L’instrument, le corpus délicti n’en imposait pourtant guère. Pensez donc, un Victoriano del Río informe, le plus petit (486 kg) d’un lot par ailleurs décevant, parado, faible et terne. Un de ces lots de collaborateurs atoniques et fades dont le complexe taurino-industriel se repaît, comme l’administration austro-hongroise se satisfaisait des ronds de cuir insignifiants décrits par Roth, Kafka et Schnitzler.
Perera, en survêtement amélioré, lui infligea, dans son style, un faenón vraiment anthologique, une de ces productions qui marquent et symbolisent une époque, un peu comme Lalique durant les années folles ou le n°5 de Chanel des années 60. Une démonstration du « toreo total », comme il y eut jadis la guerre totale.

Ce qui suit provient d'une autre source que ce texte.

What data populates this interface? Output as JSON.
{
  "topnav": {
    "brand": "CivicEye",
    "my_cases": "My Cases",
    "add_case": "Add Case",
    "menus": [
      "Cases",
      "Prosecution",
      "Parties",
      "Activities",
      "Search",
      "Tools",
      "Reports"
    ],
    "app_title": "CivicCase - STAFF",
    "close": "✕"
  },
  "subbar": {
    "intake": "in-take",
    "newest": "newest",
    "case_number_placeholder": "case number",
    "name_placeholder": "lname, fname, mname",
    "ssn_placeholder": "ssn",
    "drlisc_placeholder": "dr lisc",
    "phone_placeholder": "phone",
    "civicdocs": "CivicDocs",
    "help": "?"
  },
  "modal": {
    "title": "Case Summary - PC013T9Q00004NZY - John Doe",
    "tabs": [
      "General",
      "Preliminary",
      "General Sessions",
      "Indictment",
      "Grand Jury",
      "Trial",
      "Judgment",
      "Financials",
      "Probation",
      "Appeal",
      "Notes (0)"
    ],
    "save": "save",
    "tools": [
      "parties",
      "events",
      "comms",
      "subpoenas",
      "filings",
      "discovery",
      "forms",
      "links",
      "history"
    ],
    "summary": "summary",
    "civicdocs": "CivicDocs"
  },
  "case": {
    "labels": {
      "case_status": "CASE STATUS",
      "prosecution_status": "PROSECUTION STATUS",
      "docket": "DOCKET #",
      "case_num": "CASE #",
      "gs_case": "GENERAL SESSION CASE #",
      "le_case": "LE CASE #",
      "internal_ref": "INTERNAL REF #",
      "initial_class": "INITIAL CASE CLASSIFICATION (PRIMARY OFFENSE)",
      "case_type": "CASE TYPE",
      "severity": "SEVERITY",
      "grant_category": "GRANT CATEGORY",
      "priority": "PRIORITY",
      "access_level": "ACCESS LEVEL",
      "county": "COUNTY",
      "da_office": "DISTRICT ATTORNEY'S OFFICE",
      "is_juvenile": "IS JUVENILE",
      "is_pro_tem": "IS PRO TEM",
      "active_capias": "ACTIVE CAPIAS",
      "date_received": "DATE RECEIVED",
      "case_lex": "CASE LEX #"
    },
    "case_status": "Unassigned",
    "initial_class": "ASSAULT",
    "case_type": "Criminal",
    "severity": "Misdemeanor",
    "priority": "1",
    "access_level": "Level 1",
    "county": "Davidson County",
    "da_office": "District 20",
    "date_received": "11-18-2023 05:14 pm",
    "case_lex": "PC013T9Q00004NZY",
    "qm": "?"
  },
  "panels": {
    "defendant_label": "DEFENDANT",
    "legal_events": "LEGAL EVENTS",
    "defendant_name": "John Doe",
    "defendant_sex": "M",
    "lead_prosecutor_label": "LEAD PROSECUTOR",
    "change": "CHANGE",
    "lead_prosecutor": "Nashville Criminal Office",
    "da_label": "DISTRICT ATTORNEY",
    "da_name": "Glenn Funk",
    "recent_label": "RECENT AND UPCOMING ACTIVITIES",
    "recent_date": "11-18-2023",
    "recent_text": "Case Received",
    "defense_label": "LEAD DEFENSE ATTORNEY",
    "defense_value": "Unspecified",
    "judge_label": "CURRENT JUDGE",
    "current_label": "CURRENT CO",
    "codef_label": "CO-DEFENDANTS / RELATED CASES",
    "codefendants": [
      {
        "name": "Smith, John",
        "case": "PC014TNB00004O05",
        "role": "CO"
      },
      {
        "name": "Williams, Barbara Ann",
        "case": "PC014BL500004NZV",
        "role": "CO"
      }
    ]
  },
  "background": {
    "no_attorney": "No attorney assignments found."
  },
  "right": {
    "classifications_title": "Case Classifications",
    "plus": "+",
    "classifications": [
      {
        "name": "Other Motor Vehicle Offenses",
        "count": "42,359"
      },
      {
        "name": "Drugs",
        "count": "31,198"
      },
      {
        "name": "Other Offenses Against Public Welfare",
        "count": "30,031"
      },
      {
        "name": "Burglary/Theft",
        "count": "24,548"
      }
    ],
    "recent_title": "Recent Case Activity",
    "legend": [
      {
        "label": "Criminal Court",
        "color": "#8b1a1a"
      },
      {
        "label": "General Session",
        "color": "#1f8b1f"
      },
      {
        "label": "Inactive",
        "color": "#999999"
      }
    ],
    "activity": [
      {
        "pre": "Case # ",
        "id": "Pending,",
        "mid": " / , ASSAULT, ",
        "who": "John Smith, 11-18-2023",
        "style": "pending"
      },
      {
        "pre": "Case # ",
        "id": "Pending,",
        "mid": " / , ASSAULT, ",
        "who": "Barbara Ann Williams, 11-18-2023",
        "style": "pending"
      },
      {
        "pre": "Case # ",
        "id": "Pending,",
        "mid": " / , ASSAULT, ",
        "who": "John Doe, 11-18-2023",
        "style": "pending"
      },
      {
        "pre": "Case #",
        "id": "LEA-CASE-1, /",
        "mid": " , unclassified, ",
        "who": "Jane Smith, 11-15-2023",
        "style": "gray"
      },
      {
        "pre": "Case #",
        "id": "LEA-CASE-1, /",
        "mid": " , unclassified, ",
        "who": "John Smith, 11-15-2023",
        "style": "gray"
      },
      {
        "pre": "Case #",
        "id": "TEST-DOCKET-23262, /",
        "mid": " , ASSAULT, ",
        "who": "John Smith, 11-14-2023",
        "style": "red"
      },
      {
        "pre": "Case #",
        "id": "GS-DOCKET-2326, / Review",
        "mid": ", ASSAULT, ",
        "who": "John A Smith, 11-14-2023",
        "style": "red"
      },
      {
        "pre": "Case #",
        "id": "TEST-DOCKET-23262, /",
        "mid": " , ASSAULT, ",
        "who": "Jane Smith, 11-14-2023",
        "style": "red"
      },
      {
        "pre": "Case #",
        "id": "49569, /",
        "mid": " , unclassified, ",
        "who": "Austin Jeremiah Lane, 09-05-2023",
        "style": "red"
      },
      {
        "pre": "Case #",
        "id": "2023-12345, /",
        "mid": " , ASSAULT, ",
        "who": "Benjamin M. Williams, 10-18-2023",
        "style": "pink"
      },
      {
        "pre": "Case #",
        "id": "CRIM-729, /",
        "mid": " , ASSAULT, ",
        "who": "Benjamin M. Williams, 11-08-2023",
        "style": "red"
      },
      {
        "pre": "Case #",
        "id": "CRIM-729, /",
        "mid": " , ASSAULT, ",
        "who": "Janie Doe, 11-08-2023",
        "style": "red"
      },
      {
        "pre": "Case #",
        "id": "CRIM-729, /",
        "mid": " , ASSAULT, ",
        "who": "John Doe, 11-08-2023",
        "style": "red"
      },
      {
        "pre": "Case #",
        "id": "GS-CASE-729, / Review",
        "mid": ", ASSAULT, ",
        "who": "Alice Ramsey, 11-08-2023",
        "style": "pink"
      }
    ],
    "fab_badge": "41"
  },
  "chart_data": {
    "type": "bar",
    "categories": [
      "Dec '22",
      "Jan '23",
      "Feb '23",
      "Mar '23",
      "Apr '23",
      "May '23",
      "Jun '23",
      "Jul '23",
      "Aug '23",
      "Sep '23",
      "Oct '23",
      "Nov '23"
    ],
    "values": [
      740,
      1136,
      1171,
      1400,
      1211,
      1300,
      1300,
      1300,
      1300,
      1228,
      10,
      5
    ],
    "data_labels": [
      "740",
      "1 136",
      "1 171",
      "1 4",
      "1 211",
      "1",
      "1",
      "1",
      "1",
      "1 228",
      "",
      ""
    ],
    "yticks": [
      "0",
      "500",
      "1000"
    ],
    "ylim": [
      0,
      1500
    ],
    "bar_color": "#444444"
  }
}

Tout le répertoire post-moderne y passa, en grande série et avec un réel brio, cambiadas à la pelle, redondos dans un sens et dans l’autre, montages et enchaînements millimétrés, passes longues et bien construites : une véritable encyclopédie des techniques taurines, grâce à la bienveillante et noblissime implication de 'Desgarbado'. Tout cela avec l’application sans âme des bons élèves qui récitent une leçon consciencieusement apprise ou des horlogers suisses, spécialistes du travail bien fait de haute précision. Dax a toujours consacré ces toreros bons faiseurs, laborieux mais sans génie et sans aspérités, ces gendres parfaits, propres sur eux, inoxydablement conformes. Elle a ainsi adulé, fidèlement et sans états d’âmes, Dominguín, Paquirri, Ortega Cano.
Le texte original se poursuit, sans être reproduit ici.